Study the South, a peer-reviewed, multimedia, open-access journal published by the Center for the Study of Southern Culture at the University of Mississippi, announces a call for papers to advance scholarship on the life and literature of Mississippi writer Margaret Walker. The author of the selected paper will be invited to discuss or present a portion of his or her work at the 2015 Oxford Conference for the Book, which will be dedicated to Walker in recognition of her contributions to American letters.

In the Literature volume of The New Encyclopedia of Southern Culture, Ethel Young-Minor writes, “Margaret Walker played an active role in American arts and letters for at least seven decades. She was a distinguished poet, respected essayist, groundbreaking novelist, and award-winning educator. Her final collection of poetry, This Is My Century, accurately describes the wide range of themes and issues encompassed in her work. The 20th century became Margaret Walker’s century, as she ‘saw it grow from darkness into dawn.’ Her writings demonstrate vestiges of the Harlem Renaissance of the 1920s and 1930s, traces of the Black Arts Movement of the 1960s and 1970s, and markings of what some would deem as the Womanist Renaissance of the 1980s.”

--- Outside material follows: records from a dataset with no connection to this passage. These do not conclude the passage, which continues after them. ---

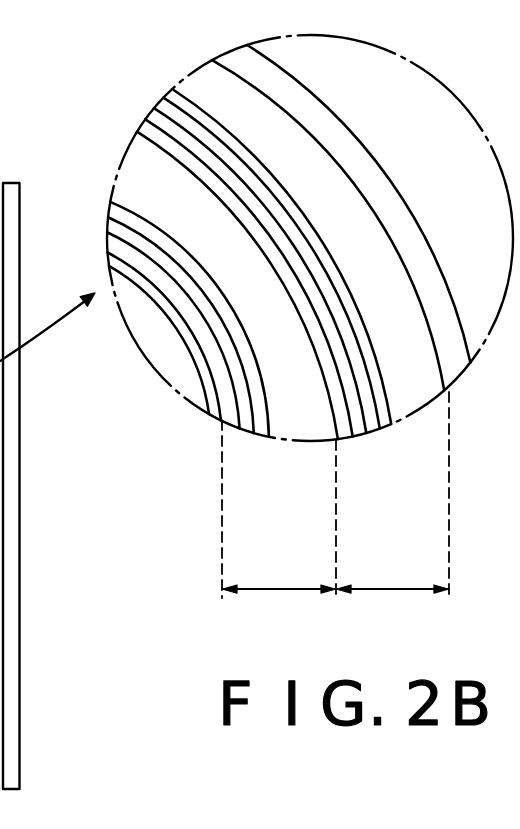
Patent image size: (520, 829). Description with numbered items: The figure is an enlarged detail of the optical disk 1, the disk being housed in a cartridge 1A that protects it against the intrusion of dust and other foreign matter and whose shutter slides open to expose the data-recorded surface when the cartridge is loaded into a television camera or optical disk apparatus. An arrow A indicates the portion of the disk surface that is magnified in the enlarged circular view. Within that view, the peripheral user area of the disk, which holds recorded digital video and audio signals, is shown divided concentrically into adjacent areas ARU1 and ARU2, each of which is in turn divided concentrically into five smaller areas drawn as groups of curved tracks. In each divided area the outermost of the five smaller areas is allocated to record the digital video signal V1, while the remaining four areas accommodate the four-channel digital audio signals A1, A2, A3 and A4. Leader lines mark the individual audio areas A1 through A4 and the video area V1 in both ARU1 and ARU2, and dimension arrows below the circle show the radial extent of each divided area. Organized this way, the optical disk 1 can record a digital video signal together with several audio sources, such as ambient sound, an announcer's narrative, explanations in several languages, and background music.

The optical disk 1 is at (416, 222).
The cartridge 1A is at (12, 748).
The viewing direction arrow A is at (47, 336).
The digital audio signal A1 is at (110, 201).
The digital audio signal A2 is at (108, 217).
The digital audio signal A3 is at (107, 233).
The digital audio signal A4 is at (107, 253).
The digital video signal V1 is at (132, 172).
The divided user area ARU1 is at (393, 511).
The divided user area ARU2 is at (279, 525).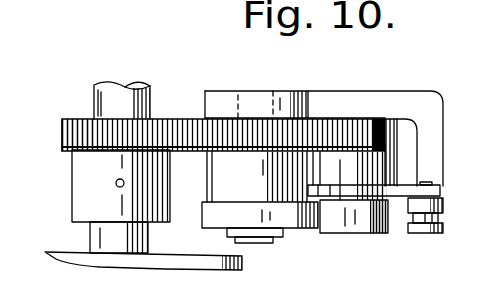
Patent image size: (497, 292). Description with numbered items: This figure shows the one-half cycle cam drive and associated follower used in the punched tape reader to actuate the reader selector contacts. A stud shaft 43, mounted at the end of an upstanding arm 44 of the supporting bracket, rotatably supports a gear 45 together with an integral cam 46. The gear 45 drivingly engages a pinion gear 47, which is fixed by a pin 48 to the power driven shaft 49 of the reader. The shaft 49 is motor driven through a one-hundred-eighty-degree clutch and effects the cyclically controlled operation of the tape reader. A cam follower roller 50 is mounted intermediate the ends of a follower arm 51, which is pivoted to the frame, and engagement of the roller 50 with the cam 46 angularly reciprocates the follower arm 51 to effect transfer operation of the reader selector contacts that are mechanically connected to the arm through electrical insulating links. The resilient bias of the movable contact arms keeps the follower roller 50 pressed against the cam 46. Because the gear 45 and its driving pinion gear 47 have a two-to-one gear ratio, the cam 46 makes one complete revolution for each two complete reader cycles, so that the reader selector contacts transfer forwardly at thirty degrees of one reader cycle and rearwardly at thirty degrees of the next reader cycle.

The stud shaft 43 is at (238, 99).
The upstanding arm 44 is at (291, 91).
The gear 45 is at (190, 118).
The cam 46 is at (301, 228).
The pinion gear 47 is at (70, 118).
The pin 48 is at (115, 183).
The power driven shaft 49 is at (148, 96).
The cam follower roller 50 is at (378, 233).
The follower arm 51 is at (400, 185).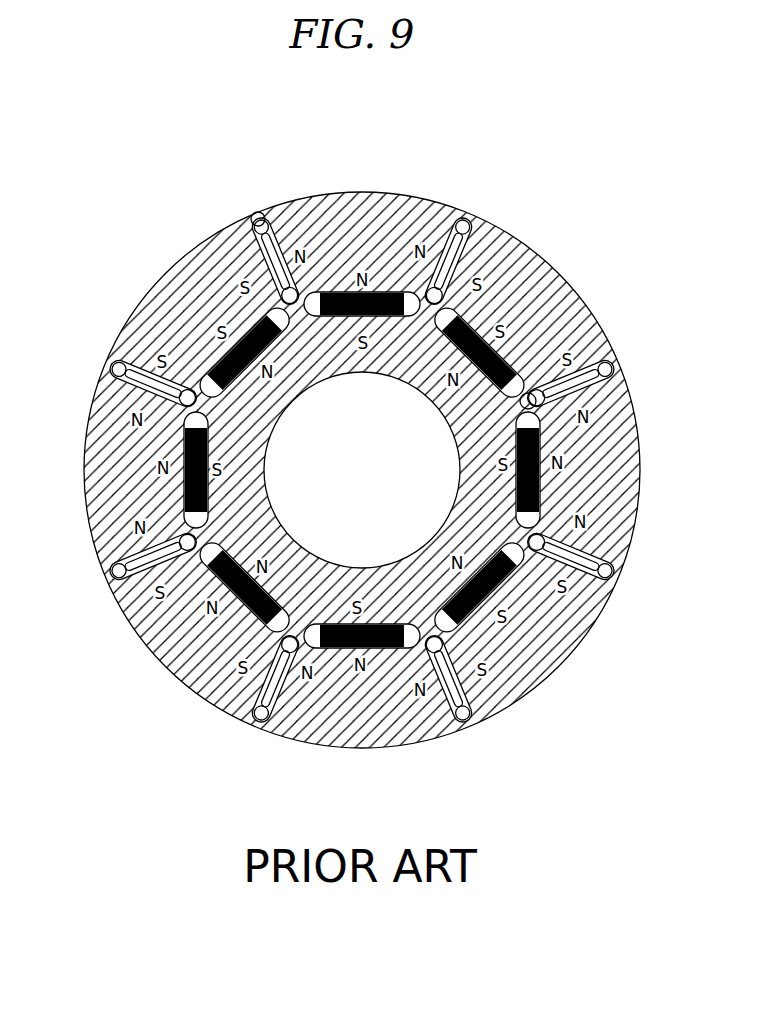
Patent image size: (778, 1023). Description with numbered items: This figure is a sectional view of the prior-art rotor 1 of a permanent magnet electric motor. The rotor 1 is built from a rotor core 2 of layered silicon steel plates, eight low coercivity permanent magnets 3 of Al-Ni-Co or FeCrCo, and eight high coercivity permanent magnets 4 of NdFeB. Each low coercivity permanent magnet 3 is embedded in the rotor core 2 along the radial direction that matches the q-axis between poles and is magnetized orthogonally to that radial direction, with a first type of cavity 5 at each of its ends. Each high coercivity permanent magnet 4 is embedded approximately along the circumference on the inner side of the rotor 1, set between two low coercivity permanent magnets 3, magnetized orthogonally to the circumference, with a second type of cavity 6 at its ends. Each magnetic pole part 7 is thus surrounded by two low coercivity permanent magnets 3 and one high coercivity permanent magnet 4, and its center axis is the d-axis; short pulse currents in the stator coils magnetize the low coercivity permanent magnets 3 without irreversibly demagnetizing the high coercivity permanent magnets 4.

The rotor 1 is at (132, 289).
The rotor core 2 is at (317, 375).
The low coercivity permanent magnet 3 is at (276, 228).
The high coercivity permanent magnet 4 is at (522, 375).
The first type of cavity 5 is at (254, 228).
The second type of cavity 6 is at (560, 362).
The magnetic pole part 7 is at (352, 232).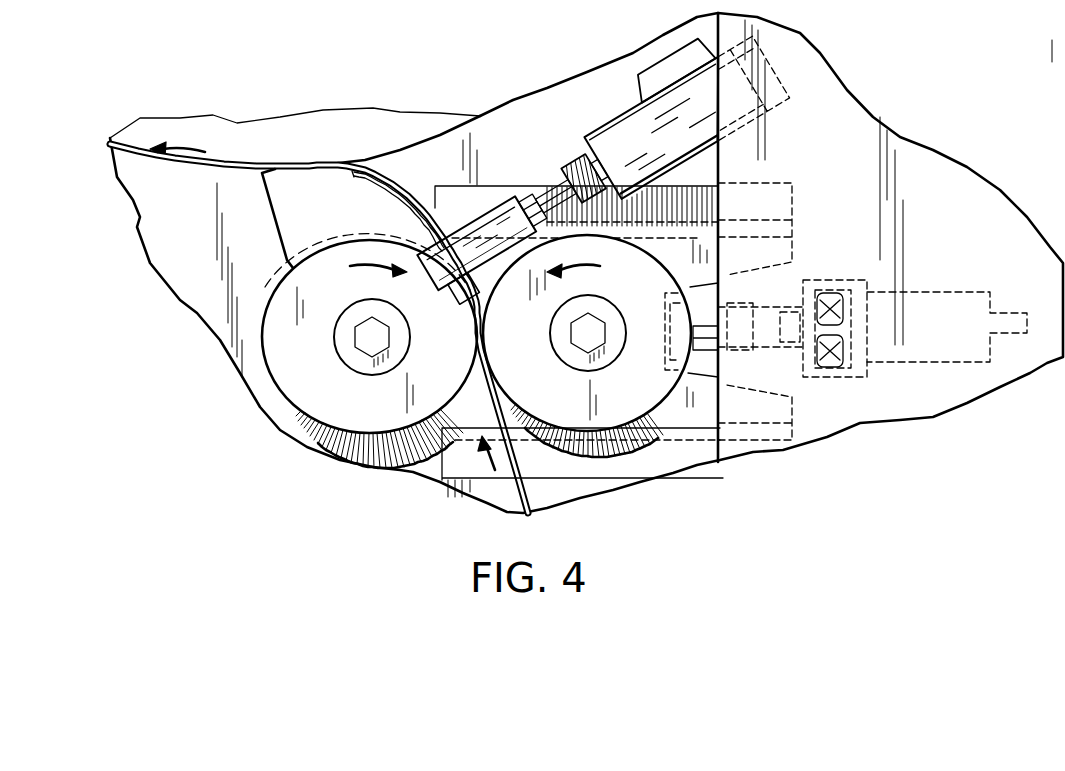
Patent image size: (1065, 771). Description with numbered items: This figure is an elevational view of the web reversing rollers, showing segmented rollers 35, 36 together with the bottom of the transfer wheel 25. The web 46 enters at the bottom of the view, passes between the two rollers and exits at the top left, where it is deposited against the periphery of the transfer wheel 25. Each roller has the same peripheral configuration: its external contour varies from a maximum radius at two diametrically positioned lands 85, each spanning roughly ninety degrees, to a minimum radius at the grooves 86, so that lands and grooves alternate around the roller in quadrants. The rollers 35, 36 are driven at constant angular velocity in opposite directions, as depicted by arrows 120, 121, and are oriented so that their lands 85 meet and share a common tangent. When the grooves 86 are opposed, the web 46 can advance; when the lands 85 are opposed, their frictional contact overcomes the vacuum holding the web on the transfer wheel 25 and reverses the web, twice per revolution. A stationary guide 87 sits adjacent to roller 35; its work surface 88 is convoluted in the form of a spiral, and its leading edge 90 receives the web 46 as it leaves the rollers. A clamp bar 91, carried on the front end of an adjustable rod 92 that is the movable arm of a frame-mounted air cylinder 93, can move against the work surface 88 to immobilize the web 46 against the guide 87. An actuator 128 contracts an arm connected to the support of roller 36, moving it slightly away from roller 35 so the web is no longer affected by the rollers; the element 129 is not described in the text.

The transfer wheel 25 is at (180, 118).
The web 46 is at (110, 143).
The work surface 88 is at (352, 170).
The stationary guide 87 is at (325, 216).
The segmented roller 35 is at (369, 354).
The segmented roller 36 is at (600, 346).
The land 85 is at (275, 387).
The groove 86 is at (370, 440).
The arrow 121 is at (374, 265).
The arrow 120 is at (600, 266).
The leading edge 90 is at (457, 297).
The clamp bar 91 is at (477, 222).
The adjustable rod 92 is at (557, 185).
The air cylinder 93 is at (627, 117).
The bearing 129 is at (803, 330).
The actuator 128 is at (922, 345).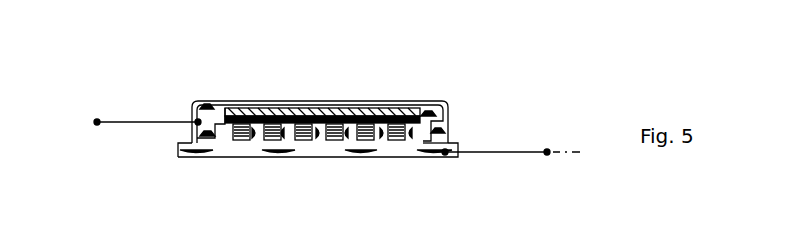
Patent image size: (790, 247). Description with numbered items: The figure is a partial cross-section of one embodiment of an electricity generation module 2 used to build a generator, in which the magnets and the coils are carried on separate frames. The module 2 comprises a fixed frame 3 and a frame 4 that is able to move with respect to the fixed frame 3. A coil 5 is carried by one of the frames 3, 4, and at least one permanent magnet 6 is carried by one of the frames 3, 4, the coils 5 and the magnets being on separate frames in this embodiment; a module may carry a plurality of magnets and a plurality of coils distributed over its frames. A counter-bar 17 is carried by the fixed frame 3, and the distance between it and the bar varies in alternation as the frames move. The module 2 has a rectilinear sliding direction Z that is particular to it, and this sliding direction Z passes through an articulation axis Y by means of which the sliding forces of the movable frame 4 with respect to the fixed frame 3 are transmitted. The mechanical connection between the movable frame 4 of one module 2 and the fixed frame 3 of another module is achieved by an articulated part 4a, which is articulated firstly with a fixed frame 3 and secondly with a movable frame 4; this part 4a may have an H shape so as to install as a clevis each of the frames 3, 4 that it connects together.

The electricity generation module 2 is at (201, 71).
The fixed frame 3 is at (441, 102).
The movable frame 4 is at (408, 155).
The articulated part 4a is at (495, 149).
The coil 5 is at (243, 141).
The permanent magnet 6 is at (245, 110).
The counter-bar 17 is at (459, 113).
The articulation axis Y is at (458, 156).
The sliding direction Z is at (577, 152).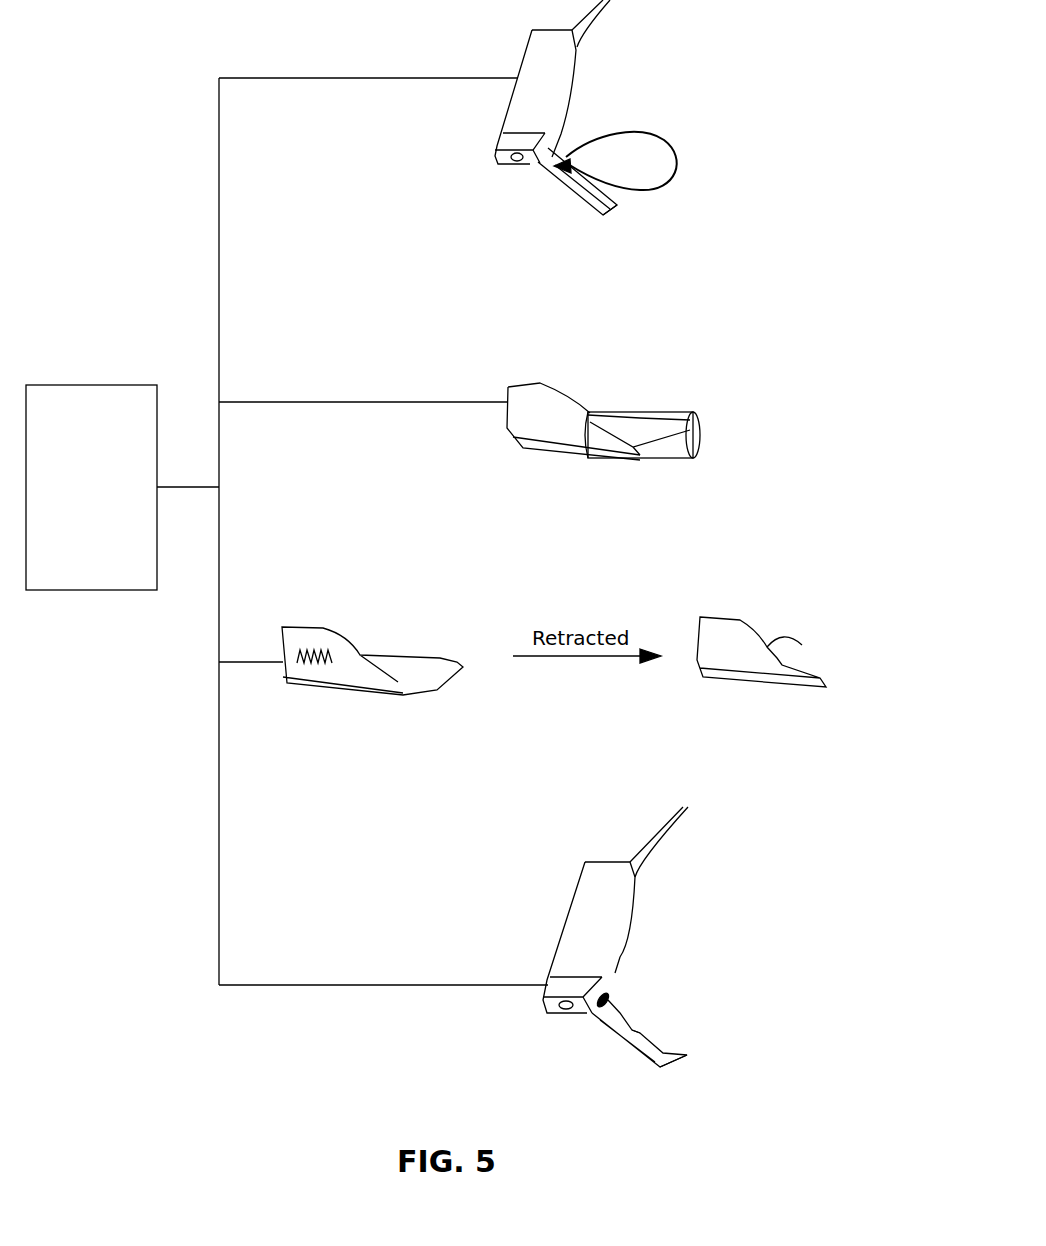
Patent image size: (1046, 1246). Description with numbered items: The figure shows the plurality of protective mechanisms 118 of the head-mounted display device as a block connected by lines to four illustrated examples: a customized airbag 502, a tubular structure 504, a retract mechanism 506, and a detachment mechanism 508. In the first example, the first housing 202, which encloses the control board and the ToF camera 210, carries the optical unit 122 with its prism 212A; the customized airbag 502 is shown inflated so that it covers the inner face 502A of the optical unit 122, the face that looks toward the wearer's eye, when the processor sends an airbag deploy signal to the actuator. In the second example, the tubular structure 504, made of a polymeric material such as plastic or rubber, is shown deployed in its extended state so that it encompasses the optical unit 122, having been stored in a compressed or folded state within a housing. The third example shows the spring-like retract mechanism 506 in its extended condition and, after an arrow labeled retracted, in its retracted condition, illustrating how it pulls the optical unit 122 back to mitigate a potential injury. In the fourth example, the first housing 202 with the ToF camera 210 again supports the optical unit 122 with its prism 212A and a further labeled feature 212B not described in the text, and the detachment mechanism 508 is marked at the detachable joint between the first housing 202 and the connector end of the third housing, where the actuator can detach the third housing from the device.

The plurality of protective mechanisms 118 is at (91, 487).
The first housing 202 is at (593, 907).
The ToF camera 210 is at (587, 1063).
The optical unit 122 is at (697, 1107).
The prism 212A is at (717, 1083).
The notch 212B is at (637, 1030).
The customized airbag 502 is at (670, 160).
The inner face 502A is at (572, 170).
The tubular structure 504 is at (687, 411).
The retract mechanism 506 is at (877, 606).
The detachment mechanism 508 is at (610, 997).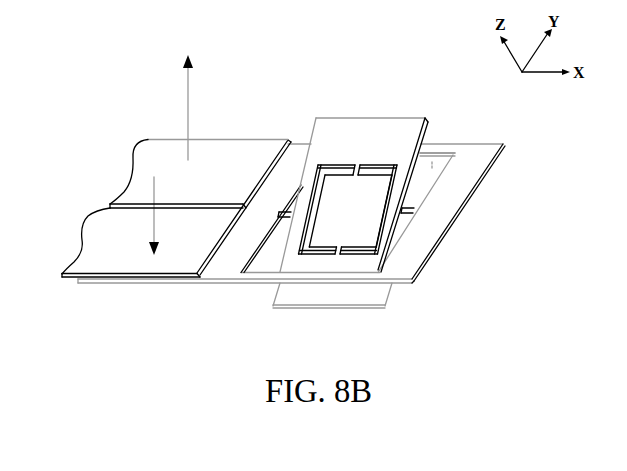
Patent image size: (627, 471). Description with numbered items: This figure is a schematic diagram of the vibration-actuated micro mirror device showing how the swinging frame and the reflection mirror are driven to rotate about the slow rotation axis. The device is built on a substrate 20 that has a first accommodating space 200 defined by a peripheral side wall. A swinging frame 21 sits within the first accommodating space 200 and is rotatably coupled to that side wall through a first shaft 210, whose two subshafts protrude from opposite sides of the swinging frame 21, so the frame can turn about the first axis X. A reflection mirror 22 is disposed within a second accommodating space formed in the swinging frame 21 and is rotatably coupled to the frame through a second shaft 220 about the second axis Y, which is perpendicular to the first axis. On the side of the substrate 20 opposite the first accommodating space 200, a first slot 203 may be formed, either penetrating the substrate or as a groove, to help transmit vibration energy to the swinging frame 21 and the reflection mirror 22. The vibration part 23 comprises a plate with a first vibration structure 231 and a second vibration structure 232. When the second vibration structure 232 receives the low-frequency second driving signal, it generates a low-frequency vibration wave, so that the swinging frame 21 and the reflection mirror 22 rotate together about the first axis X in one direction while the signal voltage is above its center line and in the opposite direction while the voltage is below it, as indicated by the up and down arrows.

The substrate 20 is at (506, 137).
The swinging frame 21 is at (380, 128).
The reflection mirror 22 is at (367, 232).
The vibration part 23 is at (171, 166).
The first accommodating space 200 is at (433, 160).
The first slot 203 is at (333, 168).
The first shaft 210 is at (289, 220).
The second shaft 220 is at (333, 250).
The first vibration structure 231 is at (250, 142).
The second vibration structure 232 is at (95, 242).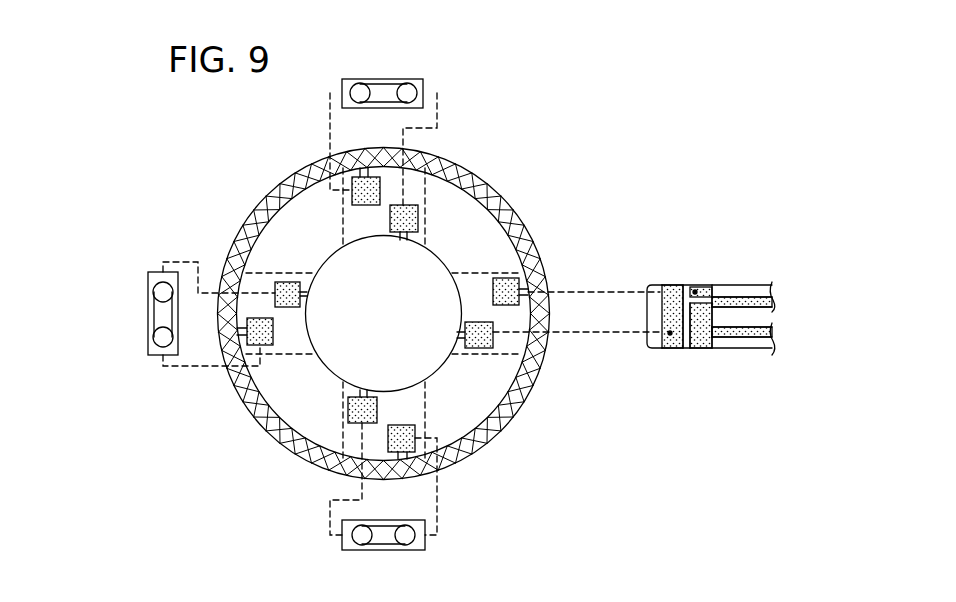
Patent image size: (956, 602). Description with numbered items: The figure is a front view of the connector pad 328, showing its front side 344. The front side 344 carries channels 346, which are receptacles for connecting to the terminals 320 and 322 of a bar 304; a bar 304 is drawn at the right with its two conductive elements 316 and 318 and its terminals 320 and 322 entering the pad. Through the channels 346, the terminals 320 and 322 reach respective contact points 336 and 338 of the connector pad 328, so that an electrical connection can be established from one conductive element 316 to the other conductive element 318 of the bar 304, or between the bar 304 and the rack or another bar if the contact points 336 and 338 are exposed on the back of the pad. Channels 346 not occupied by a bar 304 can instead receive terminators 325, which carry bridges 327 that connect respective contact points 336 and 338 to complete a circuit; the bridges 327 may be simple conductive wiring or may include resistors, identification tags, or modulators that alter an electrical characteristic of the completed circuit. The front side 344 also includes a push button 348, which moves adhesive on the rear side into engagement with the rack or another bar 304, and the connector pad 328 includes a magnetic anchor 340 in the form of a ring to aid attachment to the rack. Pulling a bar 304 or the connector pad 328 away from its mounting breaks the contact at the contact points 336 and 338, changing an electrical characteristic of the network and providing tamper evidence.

The bar 304 is at (722, 285).
The conductive element 316 is at (755, 300).
The conductive element 318 is at (747, 333).
The terminal 320 is at (667, 348).
The terminal 322 is at (703, 348).
The terminator 325 is at (392, 108).
The bridge 327 is at (382, 88).
The connector pad 328 is at (492, 115).
The contact point 336 is at (352, 204).
The contact point 338 is at (274, 283).
The magnetic anchor 340 is at (288, 177).
The front side 344 is at (520, 163).
The channel 346 is at (530, 350).
The push button 348 is at (422, 357).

Any scholarly topic related to Walker is welcome. Study the South will have first publication rights for the article—planned for publication on March 25, 2015, the commencement of the 2015 Oxford Conference for the Book. Copyright will revert to the author six weeks after date of publication. The Center for the Study of Southern Culture and Study the South will retain, however, non-exclusive rights to publication.

To submit an original paper for consideration, please e-mail complete manuscript to James G. Thomas, Jr. at jgthomas@olemiss.edu. Submissions are due by December 1, 2014, and the successful candidate will be notified by January 15, 2015. Study the South expects that the successful candidate will be an advanced graduate student or professional scholar in a field such as literature, African American studies, American studies, gender studies, or history. Submissions will not be considered if they have been previously published or are concurrently under consideration by another journal or press.